A Different Way To Look At Everything

Our daily existence has become a constant and time driven matter of push and pull. So it’s no wonder we rarely, if ever, take time to think about where we fit in a world that was here long before the human race made an entrance.

Although most people will barely take time to say it doesn’t matter, the wisest among us see the good in allowing ourselves to pause long enough to let a few logical realities sink in. If you are one of them, then this is your chance.

For starters, understand that Mother Nature has been running the show for a very long time and shows no sign of letting up. 

After all, the low-slung and forested slopes of the great Smoky Mountains once looked like the sky-piercing and snow-covered peaks of the Rockies. Eventually, however, the Rockies will look like the present Smokies — a happening no more startling than is the fact that most of America’s middle was once the bottom of an ancient sea.

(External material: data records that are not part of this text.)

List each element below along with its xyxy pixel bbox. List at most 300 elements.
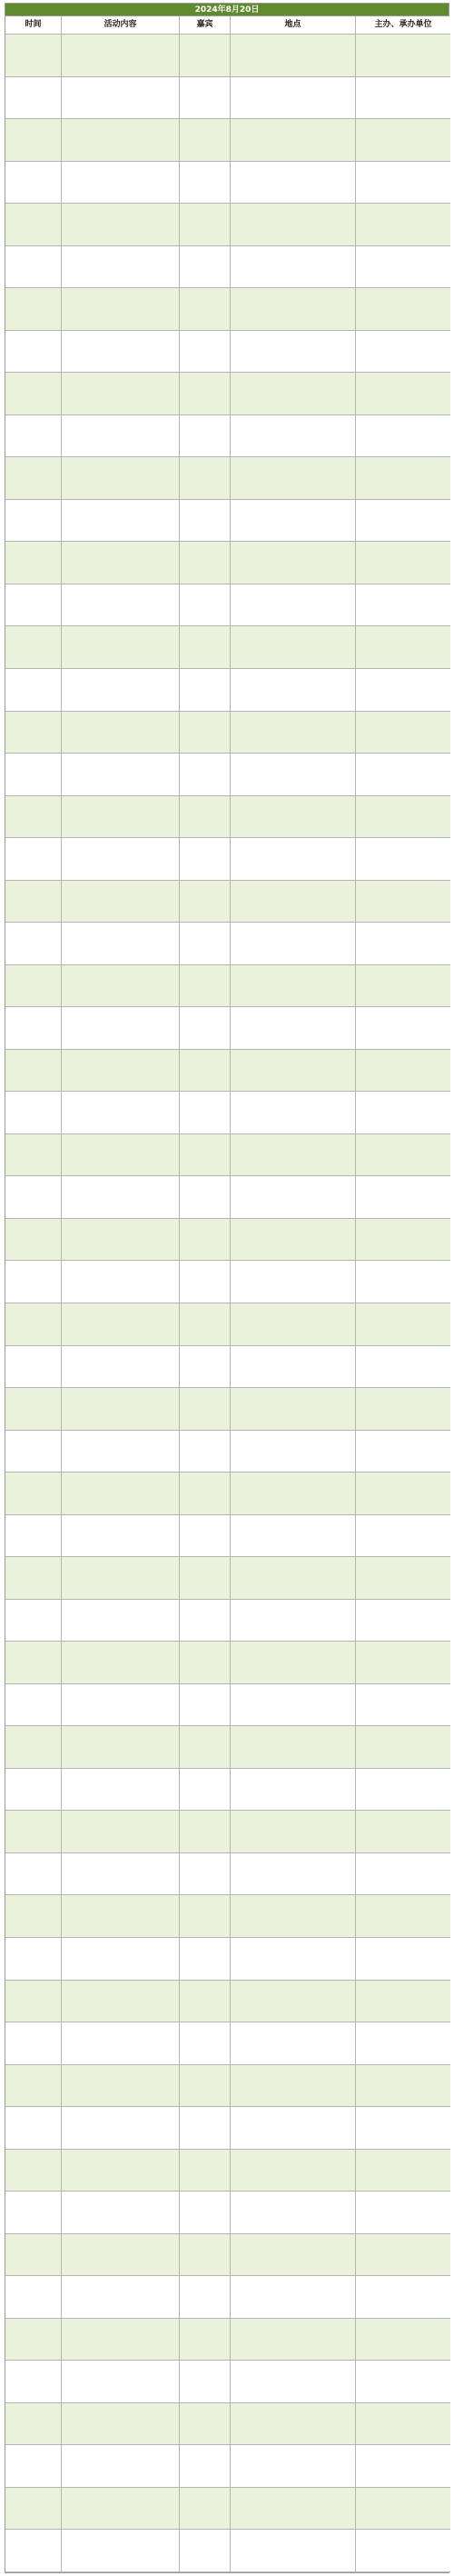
activity-cell — [62, 1346, 180, 1389]
activity-cell — [62, 1007, 180, 1050]
activity-cell — [62, 1642, 180, 1684]
guests-cell — [180, 1261, 231, 1303]
time-cell — [5, 2530, 62, 2572]
venue-cell — [231, 2234, 356, 2277]
venue-cell — [231, 2065, 356, 2108]
activity-cell — [62, 1050, 180, 1093]
venue-cell — [231, 2022, 356, 2065]
time-cell — [5, 1303, 62, 1346]
venue-cell — [231, 1981, 356, 2023]
guests-cell — [180, 965, 231, 1008]
guests-cell — [180, 584, 231, 627]
venue-cell — [231, 1853, 356, 1896]
guests-cell — [180, 373, 231, 415]
venue-cell — [231, 500, 356, 543]
time-cell — [5, 1895, 62, 1938]
guests-cell — [180, 1938, 231, 1981]
event-schedule-document — [5, 3, 449, 2573]
activity-cell — [62, 965, 180, 1008]
organizer-cell — [356, 1642, 450, 1684]
guests-cell — [180, 796, 231, 839]
organizer-cell — [356, 1853, 450, 1896]
guests-cell — [180, 1981, 231, 2023]
time-cell — [5, 2107, 62, 2150]
organizer-cell — [356, 331, 450, 374]
activity-cell — [62, 754, 180, 796]
time-cell — [5, 1261, 62, 1303]
time-cell — [5, 1726, 62, 1769]
time-cell — [5, 1557, 62, 1600]
organizer-cell — [356, 288, 450, 331]
time-cell — [5, 796, 62, 839]
venue-cell — [231, 1134, 356, 1177]
time-cell — [5, 1811, 62, 1853]
venue-cell — [231, 1642, 356, 1684]
activity-cell — [62, 162, 180, 205]
guests-cell — [180, 1684, 231, 1727]
time-cell — [5, 246, 62, 289]
activity-cell — [62, 1473, 180, 1515]
venue-cell — [231, 1557, 356, 1600]
time-cell — [5, 1600, 62, 1642]
venue-cell — [231, 331, 356, 374]
guests-cell — [180, 35, 231, 77]
guests-cell — [180, 2488, 231, 2531]
time-cell — [5, 373, 62, 415]
organizer-cell — [356, 1769, 450, 1812]
venue-cell — [231, 119, 356, 162]
guests-cell — [180, 2107, 231, 2150]
organizer-cell — [356, 1811, 450, 1853]
time-cell — [5, 457, 62, 500]
activity-cell — [62, 246, 180, 289]
header-venue: 地点 — [231, 16, 356, 35]
guests-cell — [180, 881, 231, 924]
venue-cell — [231, 1303, 356, 1346]
venue-cell — [231, 204, 356, 246]
time-cell — [5, 1050, 62, 1093]
venue-cell — [231, 2361, 356, 2403]
guests-cell — [180, 1346, 231, 1389]
activity-cell — [62, 1092, 180, 1134]
venue-cell — [231, 1600, 356, 1642]
venue-cell — [231, 1176, 356, 1219]
organizer-cell — [356, 2403, 450, 2446]
organizer-cell — [356, 712, 450, 754]
activity-cell — [62, 923, 180, 965]
time-cell — [5, 1388, 62, 1431]
organizer-cell — [356, 500, 450, 543]
guests-cell — [180, 1473, 231, 1515]
venue-cell — [231, 1431, 356, 1473]
organizer-cell — [356, 2530, 450, 2572]
activity-cell — [62, 669, 180, 712]
time-cell — [5, 754, 62, 796]
time-cell — [5, 1134, 62, 1177]
activity-cell — [62, 2065, 180, 2108]
guests-cell — [180, 415, 231, 458]
time-cell — [5, 669, 62, 712]
guests-cell — [180, 923, 231, 965]
venue-cell — [231, 1938, 356, 1981]
activity-cell — [62, 1557, 180, 1600]
venue-cell — [231, 77, 356, 120]
guests-cell — [180, 2065, 231, 2108]
organizer-cell — [356, 246, 450, 289]
venue-cell — [231, 669, 356, 712]
organizer-cell — [356, 2065, 450, 2108]
guests-cell — [180, 1303, 231, 1346]
venue-cell — [231, 1346, 356, 1389]
organizer-cell — [356, 2150, 450, 2192]
organizer-cell — [356, 119, 450, 162]
guests-cell — [180, 2022, 231, 2065]
organizer-cell — [356, 1007, 450, 1050]
time-cell — [5, 1431, 62, 1473]
date-title: 2024年8月20日 — [5, 4, 449, 16]
time-cell — [5, 923, 62, 965]
organizer-cell — [356, 204, 450, 246]
guests-cell — [180, 500, 231, 543]
time-cell — [5, 712, 62, 754]
time-cell — [5, 288, 62, 331]
guests-cell — [180, 2234, 231, 2277]
guests-cell — [180, 457, 231, 500]
activity-cell — [62, 2234, 180, 2277]
guests-cell — [180, 1557, 231, 1600]
time-cell — [5, 542, 62, 584]
guests-cell — [180, 288, 231, 331]
time-cell — [5, 2150, 62, 2192]
organizer-cell — [356, 1684, 450, 1727]
time-cell — [5, 2403, 62, 2446]
venue-cell — [231, 965, 356, 1008]
venue-cell — [231, 2276, 356, 2319]
time-cell — [5, 1981, 62, 2023]
time-cell — [5, 965, 62, 1008]
activity-cell — [62, 2192, 180, 2234]
venue-cell — [231, 2319, 356, 2361]
time-cell — [5, 881, 62, 924]
activity-cell — [62, 2403, 180, 2446]
venue-cell — [231, 1811, 356, 1853]
activity-cell — [62, 1895, 180, 1938]
guests-cell — [180, 542, 231, 584]
guests-cell — [180, 1007, 231, 1050]
activity-cell — [62, 288, 180, 331]
time-cell — [5, 1176, 62, 1219]
time-cell — [5, 162, 62, 205]
activity-cell — [62, 457, 180, 500]
organizer-cell — [356, 162, 450, 205]
activity-cell — [62, 1811, 180, 1853]
guests-cell — [180, 1515, 231, 1558]
activity-cell — [62, 1176, 180, 1219]
venue-cell — [231, 1473, 356, 1515]
organizer-cell — [356, 1092, 450, 1134]
venue-cell — [231, 712, 356, 754]
guests-cell — [180, 712, 231, 754]
activity-cell — [62, 500, 180, 543]
guests-cell — [180, 1050, 231, 1093]
venue-cell — [231, 415, 356, 458]
organizer-cell — [356, 2234, 450, 2277]
venue-cell — [231, 754, 356, 796]
guests-cell — [180, 77, 231, 120]
time-cell — [5, 584, 62, 627]
time-cell — [5, 2361, 62, 2403]
organizer-cell — [356, 2319, 450, 2361]
time-cell — [5, 1473, 62, 1515]
time-cell — [5, 2488, 62, 2531]
activity-cell — [62, 2361, 180, 2403]
activity-cell — [62, 2319, 180, 2361]
header-guests: 嘉宾 — [180, 16, 231, 35]
guests-cell — [180, 119, 231, 162]
guests-cell — [180, 669, 231, 712]
time-cell — [5, 1515, 62, 1558]
activity-cell — [62, 796, 180, 839]
activity-cell — [62, 1388, 180, 1431]
venue-cell — [231, 796, 356, 839]
guests-cell — [180, 1895, 231, 1938]
time-cell — [5, 35, 62, 77]
guests-cell — [180, 1853, 231, 1896]
venue-cell — [231, 1388, 356, 1431]
organizer-cell — [356, 1176, 450, 1219]
venue-cell — [231, 1092, 356, 1134]
organizer-cell — [356, 1600, 450, 1642]
guests-cell — [180, 2276, 231, 2319]
organizer-cell — [356, 1895, 450, 1938]
time-cell — [5, 500, 62, 543]
venue-cell — [231, 2192, 356, 2234]
venue-cell — [231, 246, 356, 289]
activity-cell — [62, 1431, 180, 1473]
guests-cell — [180, 331, 231, 374]
organizer-cell — [356, 838, 450, 881]
organizer-cell — [356, 796, 450, 839]
organizer-cell — [356, 1557, 450, 1600]
guests-cell — [180, 2530, 231, 2572]
venue-cell — [231, 1219, 356, 1262]
header-activity: 活动内容 — [62, 16, 180, 35]
organizer-cell — [356, 2488, 450, 2531]
organizer-cell — [356, 542, 450, 584]
time-cell — [5, 1219, 62, 1262]
organizer-cell — [356, 35, 450, 77]
venue-cell — [231, 1515, 356, 1558]
guests-cell — [180, 1769, 231, 1812]
organizer-cell — [356, 2192, 450, 2234]
organizer-cell — [356, 1388, 450, 1431]
activity-cell — [62, 626, 180, 669]
header-organizer: 主办、承办单位 — [356, 16, 450, 35]
venue-cell — [231, 1726, 356, 1769]
activity-cell — [62, 881, 180, 924]
time-cell — [5, 2234, 62, 2277]
schedule-table — [5, 16, 449, 2572]
activity-cell — [62, 119, 180, 162]
time-cell — [5, 2065, 62, 2108]
guests-cell — [180, 2150, 231, 2192]
venue-cell — [231, 35, 356, 77]
time-cell — [5, 2319, 62, 2361]
activity-cell — [62, 1684, 180, 1727]
activity-cell — [62, 2488, 180, 2531]
venue-cell — [231, 1007, 356, 1050]
venue-cell — [231, 457, 356, 500]
activity-cell — [62, 1938, 180, 1981]
venue-cell — [231, 2488, 356, 2531]
activity-cell — [62, 542, 180, 584]
venue-cell — [231, 1895, 356, 1938]
time-cell — [5, 415, 62, 458]
activity-cell — [62, 1515, 180, 1558]
time-cell — [5, 1853, 62, 1896]
guests-cell — [180, 1642, 231, 1684]
guests-cell — [180, 626, 231, 669]
activity-cell — [62, 1769, 180, 1812]
organizer-cell — [356, 2276, 450, 2319]
organizer-cell — [356, 1515, 450, 1558]
organizer-cell — [356, 1261, 450, 1303]
guests-cell — [180, 1388, 231, 1431]
organizer-cell — [356, 1938, 450, 1981]
time-cell — [5, 119, 62, 162]
venue-cell — [231, 2150, 356, 2192]
activity-cell — [62, 415, 180, 458]
guests-cell — [180, 2403, 231, 2446]
time-cell — [5, 2192, 62, 2234]
guests-cell — [180, 754, 231, 796]
organizer-cell — [356, 881, 450, 924]
venue-cell — [231, 2530, 356, 2572]
organizer-cell — [356, 1219, 450, 1262]
activity-cell — [62, 1981, 180, 2023]
venue-cell — [231, 626, 356, 669]
venue-cell — [231, 2107, 356, 2150]
organizer-cell — [356, 373, 450, 415]
venue-cell — [231, 584, 356, 627]
time-cell — [5, 77, 62, 120]
time-cell — [5, 1938, 62, 1981]
guests-cell — [180, 246, 231, 289]
organizer-cell — [356, 1303, 450, 1346]
venue-cell — [231, 923, 356, 965]
organizer-cell — [356, 1050, 450, 1093]
organizer-cell — [356, 415, 450, 458]
guests-cell — [180, 2445, 231, 2488]
activity-cell — [62, 1726, 180, 1769]
time-cell — [5, 2276, 62, 2319]
guests-cell — [180, 838, 231, 881]
organizer-cell — [356, 457, 450, 500]
guests-cell — [180, 2361, 231, 2403]
organizer-cell — [356, 1431, 450, 1473]
time-cell — [5, 1769, 62, 1812]
activity-cell — [62, 1219, 180, 1262]
organizer-cell — [356, 626, 450, 669]
organizer-cell — [356, 1726, 450, 1769]
organizer-cell — [356, 2361, 450, 2403]
time-cell — [5, 331, 62, 374]
time-cell — [5, 1092, 62, 1134]
activity-cell — [62, 373, 180, 415]
organizer-cell — [356, 2107, 450, 2150]
activity-cell — [62, 204, 180, 246]
activity-cell — [62, 1261, 180, 1303]
activity-cell — [62, 838, 180, 881]
venue-cell — [231, 2445, 356, 2488]
time-cell — [5, 1642, 62, 1684]
activity-cell — [62, 2022, 180, 2065]
guests-cell — [180, 1811, 231, 1853]
venue-cell — [231, 1684, 356, 1727]
organizer-cell — [356, 2445, 450, 2488]
guests-cell — [180, 1092, 231, 1134]
activity-cell — [62, 2107, 180, 2150]
activity-cell — [62, 1600, 180, 1642]
venue-cell — [231, 288, 356, 331]
organizer-cell — [356, 669, 450, 712]
guests-cell — [180, 2319, 231, 2361]
activity-cell — [62, 1134, 180, 1177]
guests-cell — [180, 1219, 231, 1262]
time-cell — [5, 1007, 62, 1050]
time-cell — [5, 1684, 62, 1727]
activity-cell — [62, 2276, 180, 2319]
organizer-cell — [356, 923, 450, 965]
time-cell — [5, 1346, 62, 1389]
guests-cell — [180, 2192, 231, 2234]
venue-cell — [231, 1261, 356, 1303]
organizer-cell — [356, 77, 450, 120]
organizer-cell — [356, 965, 450, 1008]
activity-cell — [62, 77, 180, 120]
venue-cell — [231, 838, 356, 881]
time-cell — [5, 626, 62, 669]
activity-cell — [62, 2445, 180, 2488]
time-cell — [5, 204, 62, 246]
guests-cell — [180, 162, 231, 205]
venue-cell — [231, 373, 356, 415]
organizer-cell — [356, 584, 450, 627]
venue-cell — [231, 2403, 356, 2446]
time-cell — [5, 838, 62, 881]
organizer-cell — [356, 754, 450, 796]
organizer-cell — [356, 2022, 450, 2065]
activity-cell — [62, 2530, 180, 2572]
organizer-cell — [356, 1346, 450, 1389]
guests-cell — [180, 1726, 231, 1769]
time-cell — [5, 2445, 62, 2488]
activity-cell — [62, 1853, 180, 1896]
organizer-cell — [356, 1981, 450, 2023]
header-time: 时间 — [5, 16, 62, 35]
activity-cell — [62, 1303, 180, 1346]
venue-cell — [231, 881, 356, 924]
activity-cell — [62, 2150, 180, 2192]
guests-cell — [180, 204, 231, 246]
guests-cell — [180, 1176, 231, 1219]
venue-cell — [231, 542, 356, 584]
venue-cell — [231, 1769, 356, 1812]
activity-cell — [62, 331, 180, 374]
venue-cell — [231, 1050, 356, 1093]
venue-cell — [231, 162, 356, 205]
organizer-cell — [356, 1134, 450, 1177]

With Mother Nature, no today is ever like any yesterday and neither will it be exactly like any tomorrow. Regardless of how fast or slow it happens, everything is a fit with something else so as to form an ever wondrous and forever different and evolving matrix.

It has been that way for millions of years — a parade of creating, changing, and rearranging. The shear immensity of it all casts a convincing shadow over any thoughts or beliefs that we can change any part of the everything that has always been within her power. She has her own ways of compensating and substituting no matter how much we agree or disagree.

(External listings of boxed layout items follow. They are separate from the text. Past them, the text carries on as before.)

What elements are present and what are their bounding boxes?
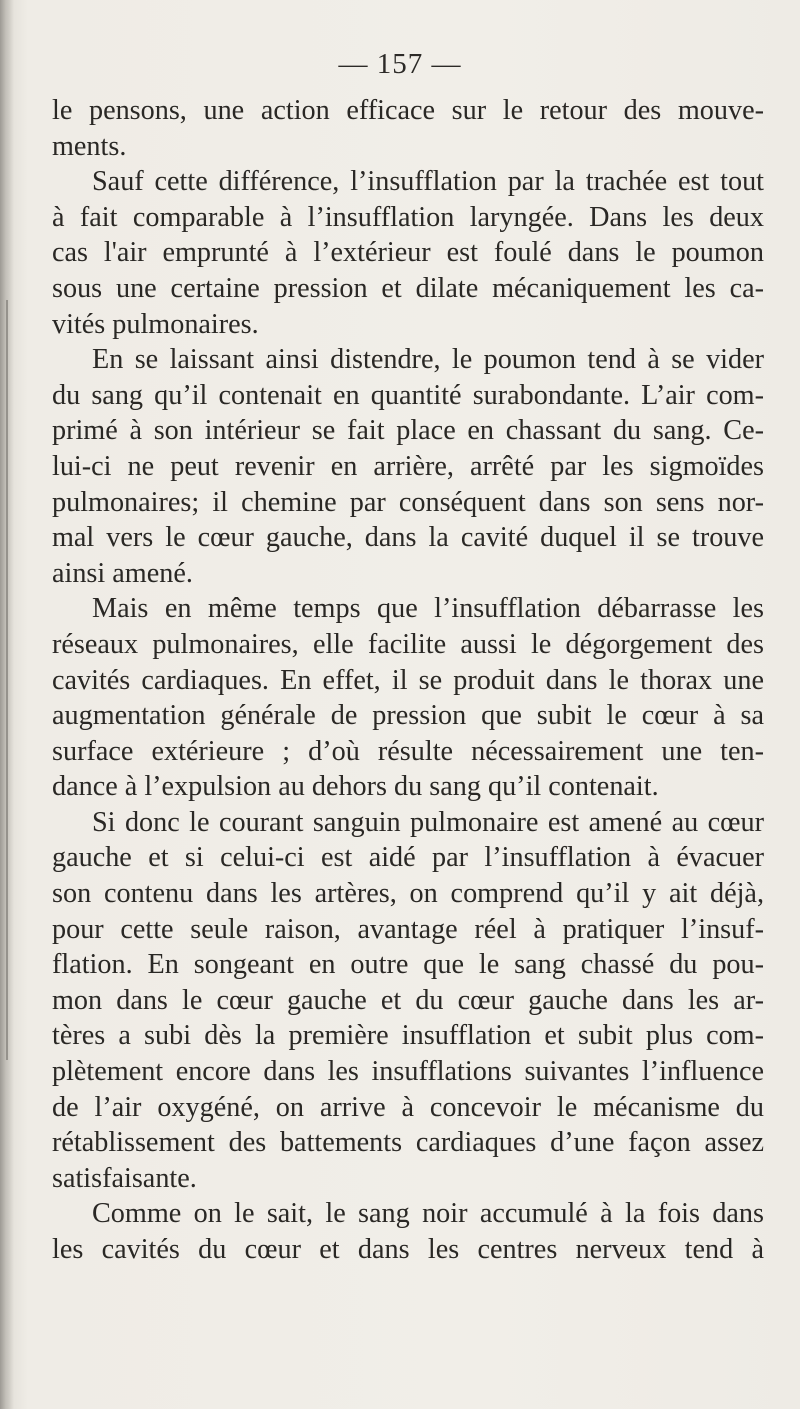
text-line: à fait comparable à l’insufflation laryngée. Dans les deux xyxy=(52,201,764,233)
body-text xyxy=(52,93,764,1268)
text-line: dance à l’expulsion au dehors du sang qu’il contenait. xyxy=(52,771,659,803)
text-line: Sauf cette différence, l’insufflation par la trachée est tout xyxy=(92,166,764,198)
text-line: gauche et si celui-ci est aidé par l’insufflation à évacuer xyxy=(52,842,764,874)
text-line: cavités cardiaques. En effet, il se produit dans le thorax une xyxy=(52,664,764,696)
text-line: rétablissement des battements cardiaques d’une façon assez xyxy=(52,1127,764,1159)
text-line: flation. En songeant en outre que le sang chassé du pou- xyxy=(52,949,764,981)
text-line: le pensons, une action efficace sur le retour des mouve- xyxy=(52,95,764,126)
text-line: plètement encore dans les insufflations suivantes l’influence xyxy=(52,1056,764,1088)
text-line: de l’air oxygéné, on arrive à concevoir le mécanisme du xyxy=(52,1091,764,1123)
text-line: mal vers le cœur gauche, dans la cavité duquel il se trouve xyxy=(52,522,764,554)
text-line: mon dans le cœur gauche et du cœur gauche dans les ar- xyxy=(52,984,764,1016)
text-line: tères a subi dès la première insufflation et subit plus com- xyxy=(52,1020,764,1052)
text-line: augmentation générale de pression que subit le cœur à sa xyxy=(52,700,764,732)
text-line: Comme on le sait, le sang noir accumulé à la fois dans xyxy=(92,1198,764,1230)
text-line: sous une certaine pression et dilate mécaniquement les ca- xyxy=(52,272,764,304)
text-line: réseaux pulmonaires, elle facilite aussi le dégorgement des xyxy=(52,628,764,660)
binding-edge xyxy=(6,300,8,1060)
text-line: pour cette seule raison, avantage réel à pratiquer l’insuf- xyxy=(52,913,764,945)
text-line: les cavités du cœur et dans les centres nerveux tend à xyxy=(52,1234,764,1265)
text-line: pulmonaires; il chemine par conséquent dans son sens nor- xyxy=(52,486,764,518)
text-line: son contenu dans les artères, on comprend qu’il y ait déjà, xyxy=(52,878,764,910)
text-line: primé à son intérieur se fait place en chassant du sang. Ce- xyxy=(52,415,764,447)
text-line: satisfaisante. xyxy=(52,1162,197,1194)
text-line: vités pulmonaires. xyxy=(52,308,259,340)
text-line: ments. xyxy=(52,130,127,162)
text-line: ainsi amené. xyxy=(52,557,193,589)
text-line: cas l'air emprunté à l’extérieur est foulé dans le poumon xyxy=(52,237,764,269)
text-line: En se laissant ainsi distendre, le poumon tend à se vider xyxy=(92,344,764,376)
text-line: du sang qu’il contenait en quantité surabondante. L’air com- xyxy=(52,379,764,411)
text-line: lui-ci ne peut revenir en arrière, arrêté par les sigmoïdes xyxy=(52,450,764,482)
text-line: Mais en même temps que l’insufflation débarrasse les xyxy=(92,593,764,625)
text-line: surface extérieure ; d’où résulte nécessairement une ten- xyxy=(52,735,764,767)
text-line: Si donc le courant sanguin pulmonaire est amené au cœur xyxy=(92,806,764,838)
page-number: — 157 — xyxy=(338,48,462,80)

From that evidence it’s easy to conclude that we are only visitors. As the host and housekeeper, Mother Nature expects our presence to cause some disruptive activity. At the same time, however, she insists on retaining the right, privilege, and responsibility of maintaining the world just as she always has. Yes, she will accommodate us, but our presence gives her no reason to change her normal ways.

When born, we arrive as eight pounds of wet, a body and brain without equal in the world, perhaps even the universe. Although durable and adaptable, we aren’t invincible. Some parts that break or wear out are repairable or replaceable, but eventually the entire system just quits. We might go to bed and never wake up, or suddenly collapse in a lifeless heap on a busy street corner. Either way and whether body or ashes, we return to Mother Nature’s bosom.

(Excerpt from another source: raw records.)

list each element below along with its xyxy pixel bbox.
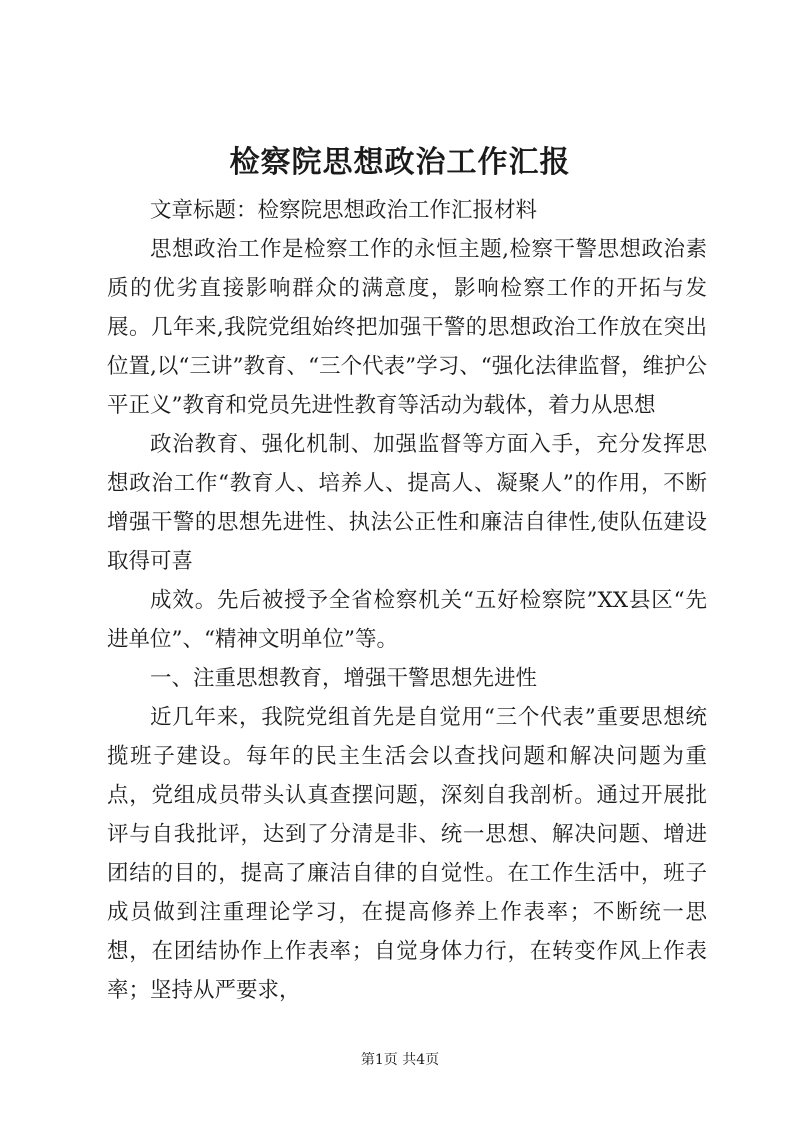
- document-body: [107, 191, 707, 1010]
- document-title: 检察院思想政治工作汇报: [229, 145, 571, 180]
- paragraph-section-one-body: 近几年来，我院党组首先是自觉用“三个代表”重要思想统揽班子建设。每年的民主生活会以查找问题和解决问题为重点，党组成员带头认真查摆问题，深刻自我剖析。通过开展批评与自我批评，达到了分清是非、统一思想、解决问题、增进团结的目的，提高了廉洁自律的自觉性。在工作生活中，班子成员做到注重理论学习，在提高修养上作表率；不断统一思想，在团结协作上作表率；自觉身体力行，在转变作风上作表率；坚持从严要求，: [107, 705, 707, 1003]
- paragraph-continuation: 政治教育、强化机制、加强监督等方面入手，充分发挥思想政治工作“教育人、培养人、提高人、凝聚人”的作用，不断增强干警的思想先进性、执法公正性和廉洁自律性,使队伍建设取得可喜: [107, 432, 707, 574]
- section-heading-one: 一、注重思想教育，增强干警思想先进性: [150, 666, 538, 691]
- paragraph-article-title: 文章标题：检察院思想政治工作汇报材料: [150, 198, 538, 223]
- paragraph-intro: 思想政治工作是检察工作的永恒主题,检察干警思想政治素质的优劣直接影响群众的满意度，影响检察工作的开拓与发展。几年来,我院党组始终把加强干警的思想政治工作放在突出位置,以“三讲”教育、“三个代表”学习、“强化法律监督，维护公平正义”教育和党员先进性教育等活动为载体，着力从思想: [107, 237, 707, 418]
- page-footer: 第1页 共4页: [360, 1052, 440, 1068]
- paragraph-achievements: 成效。先后被授予全省检察机关“五好检察院”XX县区“先进单位”、“精神文明单位”等。: [107, 588, 707, 652]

We need food, and Mother Nature provides it everywhere. Some is ready to be eaten raw but much is better cooked to create a variety of forms and flavors. It’s our choice to eat it on the run or at a well set table. Canning, freezing, and curing allow us to prolong the necessity or joy of eating. At the same time, it’s urgent we cooperate with Mother Nature in protecting our means of producing food and reducing the waste of what we harvest.

We need shelter, so we build houses — little ones, big ones, from closed spaces to open concept, wood and brick to metal and plastic. All of that is possible only because Mother Nature continues to provide the raw materials. No matter how new and colorful, every structure must be able to withstand the natural forces of heat, cold, and moisture. Yet, no structure is forever. Given enough time, Mother Nature makes sure all of what was needed for building is either reused or returned to again be a part of the earth.

We need clothes to cover us as we work and play, or wear when we wish to be admired. Whether tailored or baggy, all send a message as to what and who we are. We make and mix the synthetic with natural fibers to make cloth that stretches or drapes, pulls tight or hangs loose, dries fast or keeps its color longer. With every wearing and washing, however, the cloth becomes thinner as it gradually wears away.

Then there are all those machines, mechanical or electrical or a mix of both, created by us to make things, get us there and back, do faster and easier whatever needs to be done. Yet, even the most well designed and carefully built machines wear out, to be pushed aside and exposed to the destructive natural forces of rust and corrosion.

All assumptions, opinions, and beliefs aside, everything in this world including what we make and use, is temporary. None of us own anything, not even the ground we walk on. 

We earthlings are simply renters, borrowers and users, guests of Mother Nature who allows us to come along for the ride.